Bei raumbedeutsamen Maßnahmen im Sinne des § 3 Abs. 1 Nr. 6 des Raumordnungsgesetzes vom 22. Dezember 2008 (BGBl. I S. 2986), zuletzt geändert durch Gesetz vom 31. Juli 2009 (BGBl. I S. 2585), die der Planfeststellung unterliegen, und bei Vorhaben im Sinne des § 29 Abs. 1 des Baugesetzbuches, sind erhebliche Beeinträchtigungen des Waldes und des forstlichen Standortes soweit möglich zu vermeiden.
Soweit erhebliche Beeinträchtigungen nicht vermieden werden können, ist dies von der Antragstellerin oder dem Antragsteller zu begründen.
Als Maßnahmen der Waldumwandlung bedürfen einer Genehmigung
die Rodung von Wald zum Zwecke einer dauerhaften Nutzungsänderung,
die Rodung von Wald zum Zwecke einer vorübergehenden Nutzungsänderung mit dem Ziel der späteren Wiederbewaldung.
Die Genehmigung soll versagt werden, wenn die Erhaltung des Waldes im überwiegenden öffentlichen Interesse liegt; dies ist insbesondere der Fall, wenn
die Umwandlung Festsetzungen in Raumordnungsplänen widerspricht,
Belange des Naturschutzes, der Wasserwirtschaft, der Landeskultur oder der Landschaftspflege erheblich beeinträchtigt würden oder
der Wald für die Leistungsfähigkeit des Naturhaushalts, die forstwirtschaftliche Erzeugung oder die Erholung der Bevölkerung von wesentlicher Bedeutung ist.
Die Genehmigung von Maßnahmen nach Abs. 2 Nr. 1 kann davon abhängig gemacht werden, dass die Antragsstellerin oder der Antragsteller flächengleiche Ersatzaufforstungen in dem betroffenen Naturraum oder in waldarmen Gebieten unter Berücksichtigung agrarstruktureller Belange nachweist.
Ersatzaufforstungen können auch vorlaufend nach den Vorschriften über das Ökokonto nach § 16 des Bundesnaturschutzgesetzes, § 10 des Hessischen Ausführungsgesetzes zum Bundesnaturschutzgesetz vom 20. Dezember 2010 (GVBl.

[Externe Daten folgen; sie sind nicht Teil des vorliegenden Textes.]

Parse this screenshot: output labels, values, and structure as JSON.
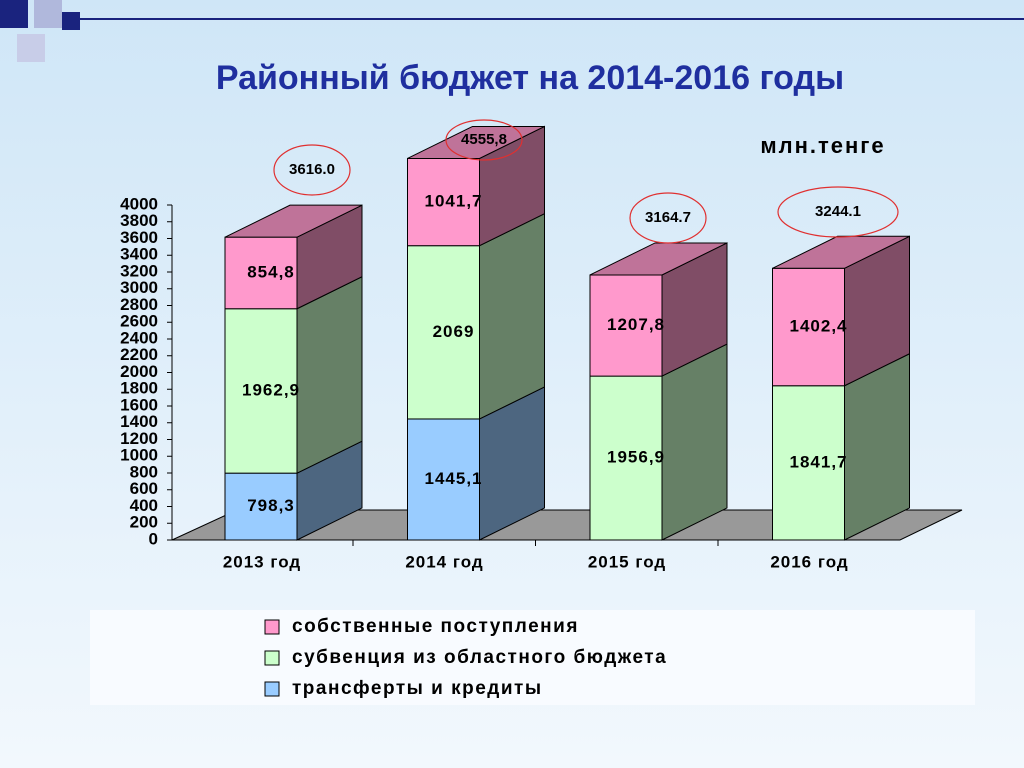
{
  "chart_data": {
    "type": "bar3d_stacked",
    "title": "Районный бюджет на 2014-2016 годы",
    "unit_label": "млн.тенге",
    "categories": [
      "2013 год",
      "2014 год",
      "2015 год",
      "2016 год"
    ],
    "series": [
      {
        "name": "собственные поступления",
        "color": "#ff99cc",
        "values": [
          854.8,
          1041.7,
          1207.8,
          1402.4
        ],
        "value_labels": [
          "854,8",
          "1041,7",
          "1207,8",
          "1402,4"
        ]
      },
      {
        "name": "субвенция из областного бюджета",
        "color": "#ccffcc",
        "values": [
          1962.9,
          2069,
          1956.9,
          1841.7
        ],
        "value_labels": [
          "1962,9",
          "2069",
          "1956,9",
          "1841,7"
        ]
      },
      {
        "name": "трансферты и кредиты",
        "color": "#99ccff",
        "values": [
          798.3,
          1445.1,
          null,
          null
        ],
        "value_labels": [
          "798,3",
          "1445,1",
          null,
          null
        ]
      }
    ],
    "totals": {
      "values": [
        3616.0,
        4555.8,
        3164.7,
        3244.1
      ],
      "value_labels": [
        "3616.0",
        "4555,8",
        "3164.7",
        "3244.1"
      ]
    },
    "ylim": [
      0,
      4000
    ],
    "yticks": [
      0,
      200,
      400,
      600,
      800,
      1000,
      1200,
      1400,
      1600,
      1800,
      2000,
      2200,
      2400,
      2600,
      2800,
      3000,
      3200,
      3400,
      3600,
      3800,
      4000
    ],
    "legend": "bottom"
  }
}
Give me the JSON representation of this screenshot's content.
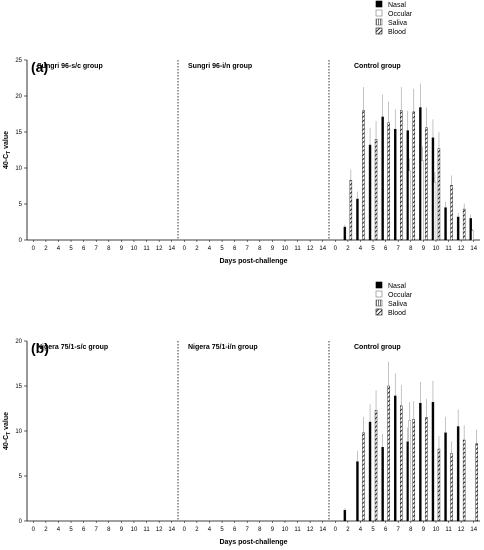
{
  "chart_data": [
    {
      "type": "bar",
      "panel_label": "(a)",
      "ylabel": "40-C",
      "ylabel_sub": "T",
      "ylabel_suffix": " value",
      "xlabel": "Days post-challenge",
      "ylim": [
        0,
        25
      ],
      "yticks": [
        0,
        5,
        10,
        15,
        20,
        25
      ],
      "days": [
        0,
        2,
        4,
        5,
        6,
        7,
        8,
        9,
        10,
        11,
        12,
        14
      ],
      "group_titles": [
        "Sungri 96-s/c group",
        "Sungri 96-i/n group",
        "Control group"
      ],
      "legend": [
        "Nasal",
        "Occular",
        "Saliva",
        "Blood"
      ],
      "series": [
        {
          "name": "Nasal",
          "values": [
            0,
            1.8,
            5.7,
            13.2,
            17.1,
            15.4,
            15.2,
            18.4,
            14.2,
            4.5,
            3.2,
            3.0
          ]
        },
        {
          "name": "Occular",
          "values": [
            0,
            0,
            0,
            0,
            0,
            0,
            9.6,
            11.0,
            8.0,
            0,
            0,
            1.3
          ]
        },
        {
          "name": "Saliva",
          "values": [
            0,
            0,
            0,
            0,
            0,
            0,
            0,
            0,
            0,
            0,
            0,
            0
          ]
        },
        {
          "name": "Blood",
          "values": [
            0,
            8.3,
            18.0,
            14.0,
            16.3,
            18.0,
            17.8,
            15.6,
            12.7,
            7.6,
            4.3,
            0
          ]
        }
      ]
    },
    {
      "type": "bar",
      "panel_label": "(b)",
      "ylabel": "40-C",
      "ylabel_sub": "T",
      "ylabel_suffix": " value",
      "xlabel": "Days post-challenge",
      "ylim": [
        0,
        20
      ],
      "yticks": [
        0,
        5,
        10,
        15,
        20
      ],
      "days": [
        0,
        2,
        4,
        5,
        6,
        7,
        8,
        9,
        10,
        11,
        12,
        14
      ],
      "group_titles": [
        "Nigera 75/1-s/c group",
        "Nigera 75/1-i/n group",
        "Control group"
      ],
      "legend": [
        "Nasal",
        "Occular",
        "Saliva",
        "Blood"
      ],
      "series": [
        {
          "name": "Nasal",
          "values": [
            0,
            1.2,
            6.6,
            11.0,
            8.2,
            13.9,
            8.8,
            13.1,
            13.2,
            9.8,
            10.5,
            0
          ]
        },
        {
          "name": "Occular",
          "values": [
            0,
            0,
            0,
            0,
            0,
            0,
            11.2,
            0,
            0,
            0,
            0,
            0
          ]
        },
        {
          "name": "Saliva",
          "values": [
            0,
            0,
            0,
            0,
            0,
            0,
            0,
            0,
            0,
            0,
            0,
            0
          ]
        },
        {
          "name": "Blood",
          "values": [
            0,
            0,
            9.8,
            12.3,
            15.0,
            12.8,
            11.3,
            11.5,
            8.0,
            7.5,
            9.0,
            8.6
          ]
        }
      ]
    }
  ]
}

I S. 629), zuletzt geändert durch Gesetz vom 17. Dezember 2015 (GVBl. S. 607), sowie der nach § 34 Satz 1 Nr. 2 Buchst. f des Hessischen Ausführungsgesetzes zum Bundesnaturschutzgesetz ergangenen Rechtsverordnung mit der Maßgabe, dass die untere Naturschutzbehörde das Benehmen mit der unteren Forstbehörde herzustellen hat, vorgenommen werden.
Bei der Genehmigung von Maßnahmen nach Abs. 2 Nr. 2 ist durch Auflagen sicherzustellen, dass das Grundstück innerhalb einer angemessenen Frist ordnungsgemäß wieder bewaldet wird; insbesondere kann die Leistung einer Sicherheit bis zur Höhe der Wiederaufforstungskosten gefordert werden.
Soweit nachteilige Wirkungen einer Waldumwandlung nicht durch Ersatzaufforstungen ausgeglichen werden können, ist eine Walderhaltungsabgabe zu entrichten, deren Höhe nach der Schwere der Beeinträchtigung, dem Wert oder dem Vorteil für den Verursacher sowie nach der wirtschaftlichen Zumutbarkeit zu bemessen ist.
Die Abgabe ist zur Erhaltung des Waldes zu verwenden.
Die Genehmigung erlischt, wenn die Waldumwandlung nicht innerhalb von zwei Jahren oder einer hiervon abweichend in der Genehmigung festgesetzten Frist durchgeführt worden ist.
Die Frist nach Satz 1 kann auf schriftlichen Antrag um höchstens ein Jahr verlängert werden.